对语言模型的数据集处理做以下汇总与总结
目录
1.k元语法
1.1一元
1.2 二元
1.3 三元
2.随机抽样
2.1各bs之间随机
2.2各bs之间连续
3.封装
tokens = d2l.tokenize(d2l.read_time_machine())
# 因为每个⽂本⾏不⼀定是⼀个句⼦或⼀个段落,因此我们把所有⽂本⾏拼接到⼀起
corpus = [token for line in tokens for token in line]
vocab = d2l.Vocab(corpus)
看看得到了什么:corpus为原txt所有词汇拉成一维list;token_freqs为按1元语法统计的token-freqs列表。
vocab.token_freqs[:10], corpus[:20]
'''
([('the', 2261),
('i', 1267),
('and', 1245),
('of', 1155),
('a', 816),
('to', 695),
('was', 552),
('in', 541),
('that', 443),
('my', 440)],
['the',
'time',
'machine',
'by',
'h',
'g',
'wells',
'i',
'the',
'time',
'traveller',
'for',
'so',
'it',
'will',
'be',
'convenient',
'to',
'speak',
'of'])
'''
二元即为将前后两词连在一起当作一个词元,其token为一个包含tuple的list,其中每个tuple为元txt各2个相邻词组成。

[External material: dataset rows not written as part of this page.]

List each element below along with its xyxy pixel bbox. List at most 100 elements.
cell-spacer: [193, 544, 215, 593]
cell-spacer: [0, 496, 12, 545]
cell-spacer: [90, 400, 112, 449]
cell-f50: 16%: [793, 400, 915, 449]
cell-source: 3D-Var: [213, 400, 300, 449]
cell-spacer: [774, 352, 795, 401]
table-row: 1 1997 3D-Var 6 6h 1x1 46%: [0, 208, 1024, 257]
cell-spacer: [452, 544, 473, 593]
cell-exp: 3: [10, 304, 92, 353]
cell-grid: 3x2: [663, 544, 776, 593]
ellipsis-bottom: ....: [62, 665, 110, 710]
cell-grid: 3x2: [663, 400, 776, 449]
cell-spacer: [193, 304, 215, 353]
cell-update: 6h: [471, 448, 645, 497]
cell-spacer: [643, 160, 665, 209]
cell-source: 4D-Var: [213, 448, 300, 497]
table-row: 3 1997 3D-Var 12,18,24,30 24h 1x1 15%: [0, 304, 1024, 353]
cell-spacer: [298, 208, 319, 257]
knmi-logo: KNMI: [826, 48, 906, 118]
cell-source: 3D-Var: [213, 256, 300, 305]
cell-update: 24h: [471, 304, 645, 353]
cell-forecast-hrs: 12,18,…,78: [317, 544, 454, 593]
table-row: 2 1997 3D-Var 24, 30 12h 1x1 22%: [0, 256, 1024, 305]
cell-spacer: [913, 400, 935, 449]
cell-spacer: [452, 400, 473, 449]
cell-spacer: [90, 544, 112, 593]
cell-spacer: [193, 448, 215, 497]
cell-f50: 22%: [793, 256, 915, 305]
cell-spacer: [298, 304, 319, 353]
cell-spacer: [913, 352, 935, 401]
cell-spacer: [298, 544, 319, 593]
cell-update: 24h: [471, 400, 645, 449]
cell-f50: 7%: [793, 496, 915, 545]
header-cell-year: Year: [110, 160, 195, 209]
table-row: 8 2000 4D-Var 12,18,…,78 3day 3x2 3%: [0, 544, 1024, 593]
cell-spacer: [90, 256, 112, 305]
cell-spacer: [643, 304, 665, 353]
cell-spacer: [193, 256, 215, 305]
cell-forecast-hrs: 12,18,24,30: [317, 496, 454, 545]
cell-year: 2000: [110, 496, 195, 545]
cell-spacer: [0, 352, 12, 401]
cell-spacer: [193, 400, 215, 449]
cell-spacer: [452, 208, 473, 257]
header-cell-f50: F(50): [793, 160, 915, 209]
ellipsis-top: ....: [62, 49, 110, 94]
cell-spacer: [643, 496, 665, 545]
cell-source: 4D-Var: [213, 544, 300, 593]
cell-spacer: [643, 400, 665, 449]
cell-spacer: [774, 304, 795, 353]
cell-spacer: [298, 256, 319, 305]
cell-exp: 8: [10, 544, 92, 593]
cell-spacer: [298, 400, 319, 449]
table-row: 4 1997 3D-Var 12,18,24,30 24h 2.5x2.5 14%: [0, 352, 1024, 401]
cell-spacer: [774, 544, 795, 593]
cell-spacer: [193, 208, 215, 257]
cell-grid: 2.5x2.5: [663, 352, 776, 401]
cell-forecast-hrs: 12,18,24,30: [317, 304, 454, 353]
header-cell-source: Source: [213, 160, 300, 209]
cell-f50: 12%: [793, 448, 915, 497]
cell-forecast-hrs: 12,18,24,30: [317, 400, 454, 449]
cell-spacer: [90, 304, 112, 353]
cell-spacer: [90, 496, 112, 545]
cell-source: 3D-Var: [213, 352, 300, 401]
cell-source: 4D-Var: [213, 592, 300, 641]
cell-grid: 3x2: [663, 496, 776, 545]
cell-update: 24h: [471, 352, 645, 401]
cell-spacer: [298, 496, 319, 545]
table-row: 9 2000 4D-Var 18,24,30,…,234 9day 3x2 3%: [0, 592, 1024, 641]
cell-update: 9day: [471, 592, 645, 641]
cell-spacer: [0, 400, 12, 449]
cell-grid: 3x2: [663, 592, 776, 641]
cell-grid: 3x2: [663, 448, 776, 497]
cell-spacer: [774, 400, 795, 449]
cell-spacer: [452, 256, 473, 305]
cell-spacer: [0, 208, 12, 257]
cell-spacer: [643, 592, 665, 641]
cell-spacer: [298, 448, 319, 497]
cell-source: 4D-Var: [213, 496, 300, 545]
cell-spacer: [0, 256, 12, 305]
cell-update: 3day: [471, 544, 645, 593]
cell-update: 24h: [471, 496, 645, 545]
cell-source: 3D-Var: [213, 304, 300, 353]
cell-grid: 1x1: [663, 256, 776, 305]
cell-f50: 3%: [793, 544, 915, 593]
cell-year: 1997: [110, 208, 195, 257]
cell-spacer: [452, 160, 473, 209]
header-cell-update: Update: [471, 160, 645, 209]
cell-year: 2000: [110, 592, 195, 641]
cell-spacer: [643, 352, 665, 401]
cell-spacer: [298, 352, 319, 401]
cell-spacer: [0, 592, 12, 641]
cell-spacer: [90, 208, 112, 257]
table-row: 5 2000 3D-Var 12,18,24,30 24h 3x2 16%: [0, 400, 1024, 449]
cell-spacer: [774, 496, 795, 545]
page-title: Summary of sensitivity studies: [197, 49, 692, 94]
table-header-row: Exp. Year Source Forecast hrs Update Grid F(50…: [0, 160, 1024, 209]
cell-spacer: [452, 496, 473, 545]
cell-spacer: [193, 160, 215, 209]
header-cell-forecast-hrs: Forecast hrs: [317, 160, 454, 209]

bigram_tokens = [pair for pair in zip(corpus[:-1], corpus[1:])]
bigram_vocab = d2l.Vocab(bigram_tokens)
# 返回
bigram_vocab.token_freqs[:10],bigram_tokens[:5]
'''
([(('of', 'the'), 309),
(('in', 'the'), 169),
(('i', 'had'), 130),
(('i', 'was'), 112),
(('and', 'the'), 109),
(('the', 'time'), 102),
(('it', 'was'), 99),
(('to', 'the'), 85),
(('as', 'i'), 78),
(('of', 'a'), 73)],
[('the', 'time'),
('time', 'machine'),
('machine', 'by'),
('by', 'h'),
('h', 'g')])
'''
其中,讲一下相邻2词的实现:
bigram_tokens = [pair for pair in zip(corpus[:-1], corpus[1:])]
bigram_tokens[:5]
'''
[('the', 'time'),
('time', 'machine'),
('machine', 'by'),
('by', 'h'),
('h', 'g')]
'''
传入Vocab的tokens为一个list,如果是2维list则会展平成1维;如果本身就为1维则直接对里面的每个元素进行操作
注意,二元语法中传入Vocab的bigram_tokens是如图组成的二元语法,里面每个元素为前后相邻两个字符串为元组的list,在计数的时候不会被拉成1维的list,因为其本身每个需要计数的元素就是bigram_tokens里面的每个元素(二元元组)
类似的操作:
trigram_tokens = [triple for triple in zip(
corpus[:-2], corpus[1:-1], corpus[2:])]
trigram_vocab = d2l.Vocab(trigram_tokens)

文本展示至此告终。